Il 2021 è un anno maledetto per il mondo del motociclismo. Numerosi i piloti che hanno perso la vita in pista quest’anno, ovvero Jason Dupasquier in Moto3, Hugo Millan nell’European Talent Cup e lo scorso sabato Dean Berta Viñales nel WorldSSP300. Tre incidenti mortali avvenuti tutti per investimento, ma le federazioni devono rivedere delle regole e pensare più allo sport e meno allo spettacolo.
Dupasquier, Millan e Berta Vinales i tre piloti che hanno perso la vita quest’anno nel mondo del motociclismo
The Show Must Go On (che tradotto significa lo spettacolo deve continuare) è, oltre ad essere il titolo di una canzone dei Queen del 1991, un motto per dire che la vita deve andare avanti nonostante tutto. Il motociclismo, nel corso della sua lunga storia, ha affrontato, soprattutto ai suoi inizi, numerosi lutti anche più di uno in un fine settimana e ha sempre cercato di guardare avanti. Negli anni la sicurezza di caschi, abbigliamento e piste sono migliorate, ma una delle dinamiche alle quali non si può fare nulla è quella dell’investimento.
La spettacolo deve andare avanti, ma ad un certo punto si deve iniziare a riflettere. Nel 2021 tre piloti che complessivamente non arrivano a 50 anni, hanno perso la vita in questo modo. Jason Dupasquier, pilota del team Prustel nel mondiale Moto3, è deceduto all’età di 19 anni per le conseguenze riportate nell’incidente delle qualifiche del GP d’Italia al Mugello. Hanno perso la vita invece in gara gli altri due piloti, ovvero Hugo Millan, 14 anni, durante Gara1 dell’European Talent Cup ad Aragon e Dean Berta Vinales, 15 anni, nella Gara1 del WorldSSP300 nel round di Spagna a Jerez. Tre giovani piloti che avevano il sogno di correre e vincere in MotoGP o nel WorldSBK, ma che sono volati in cielo troppo prematuramente.
Le federazioni mondiali e nazionali cosa possono fare?

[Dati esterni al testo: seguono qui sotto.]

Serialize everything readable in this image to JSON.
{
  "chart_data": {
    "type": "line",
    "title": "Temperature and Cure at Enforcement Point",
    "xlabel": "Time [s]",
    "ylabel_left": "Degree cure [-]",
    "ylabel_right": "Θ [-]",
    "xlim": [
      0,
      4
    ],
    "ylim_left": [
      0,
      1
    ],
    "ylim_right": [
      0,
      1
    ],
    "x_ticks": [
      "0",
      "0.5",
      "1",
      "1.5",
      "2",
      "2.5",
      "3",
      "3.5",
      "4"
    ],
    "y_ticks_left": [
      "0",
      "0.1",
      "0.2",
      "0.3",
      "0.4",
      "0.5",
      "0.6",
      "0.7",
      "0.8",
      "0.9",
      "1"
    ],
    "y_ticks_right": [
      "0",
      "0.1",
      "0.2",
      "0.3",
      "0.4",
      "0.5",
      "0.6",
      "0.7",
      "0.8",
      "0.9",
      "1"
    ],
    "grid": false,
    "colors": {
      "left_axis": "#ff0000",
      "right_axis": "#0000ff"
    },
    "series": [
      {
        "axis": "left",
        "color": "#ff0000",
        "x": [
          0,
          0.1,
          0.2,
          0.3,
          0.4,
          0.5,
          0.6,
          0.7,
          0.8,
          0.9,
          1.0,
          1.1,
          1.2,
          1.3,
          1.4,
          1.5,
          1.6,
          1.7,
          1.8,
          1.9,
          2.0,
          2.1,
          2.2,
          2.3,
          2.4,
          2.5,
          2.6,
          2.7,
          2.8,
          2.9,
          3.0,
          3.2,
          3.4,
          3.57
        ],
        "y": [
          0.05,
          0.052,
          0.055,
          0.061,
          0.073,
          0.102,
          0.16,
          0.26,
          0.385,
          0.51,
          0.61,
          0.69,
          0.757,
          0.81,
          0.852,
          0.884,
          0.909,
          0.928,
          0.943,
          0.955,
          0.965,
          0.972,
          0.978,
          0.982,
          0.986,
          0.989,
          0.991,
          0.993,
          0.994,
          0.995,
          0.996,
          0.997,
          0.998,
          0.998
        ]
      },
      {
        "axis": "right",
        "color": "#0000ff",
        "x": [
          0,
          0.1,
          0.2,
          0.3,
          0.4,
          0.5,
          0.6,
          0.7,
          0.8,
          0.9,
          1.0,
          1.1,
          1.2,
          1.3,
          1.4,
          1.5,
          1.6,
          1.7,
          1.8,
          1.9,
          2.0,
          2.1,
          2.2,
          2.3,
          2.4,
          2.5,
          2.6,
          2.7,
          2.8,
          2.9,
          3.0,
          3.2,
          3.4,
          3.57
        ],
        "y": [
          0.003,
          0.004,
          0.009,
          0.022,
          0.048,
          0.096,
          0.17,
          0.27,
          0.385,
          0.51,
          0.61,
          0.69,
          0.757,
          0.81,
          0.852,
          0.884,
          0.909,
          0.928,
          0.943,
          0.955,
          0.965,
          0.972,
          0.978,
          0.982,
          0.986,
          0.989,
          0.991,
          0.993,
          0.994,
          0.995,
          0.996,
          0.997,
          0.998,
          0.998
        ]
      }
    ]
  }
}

Numerosi sono i problemi delle categorie leggere, a partire dalle qualifiche. In Moto3 c’è il brutto vizio di non girare da soli in pista, ma mettersi dietro a qualche pilota per prendere il giusto traino e sfruttare la scia soprattutto nel rettilineo del traguardo. Una strategia che si potrebbe anche fare con gruppetti di due, massimo tre piloti, ma non quando quasi tutti i piloti della qualifica si trovano in scia uno dietro l’altro come se fosse una gara. Per risolvere il problema della qualifica si potrebbe riproporre il vecchio format della Superpole, ovvero un giro secco e tutti gli occhi puntati addosso sul pilota in azione. Per il pilota può essere molto stressante, per lo spettatore poco emozionante, ma per gli sponsor un buon modo per vedere inquadrato il proprio brand.
Arriviamo alle gare, dove si vedono enormi gruppi in lotta per la vittoria, senza esclusione di colpi e dove la scia gioca un ruolo fondamentale. Le battaglie sono la parte migliore del motociclismo e nelle classi minori non mancano mai, ma sono anche le più pericolose. Tutti i piloti sono consapevoli del rischio, il “compagno di squadra” che li segue in ogni momento e con cui devono confrontarsi ogni istante. Ed ecco qui cosa potrebbero fare le federazioni mondiali e nazionali, ovvero punire con più severità le penalità per “guida irresponsabile” e “track limits”, far gareggiare più costruttori possibili, ma al tempo stesso mettere un numero massimo di partecipanti per ogni categoria. Queste possono essere delle soluzioni, ma le federazioni devono trovarle al più presto. Tre vite spezzate in quattro mesi sono troppe e non bisogna più vedere foto dei piloti in bianco e nero, ma solo a colori.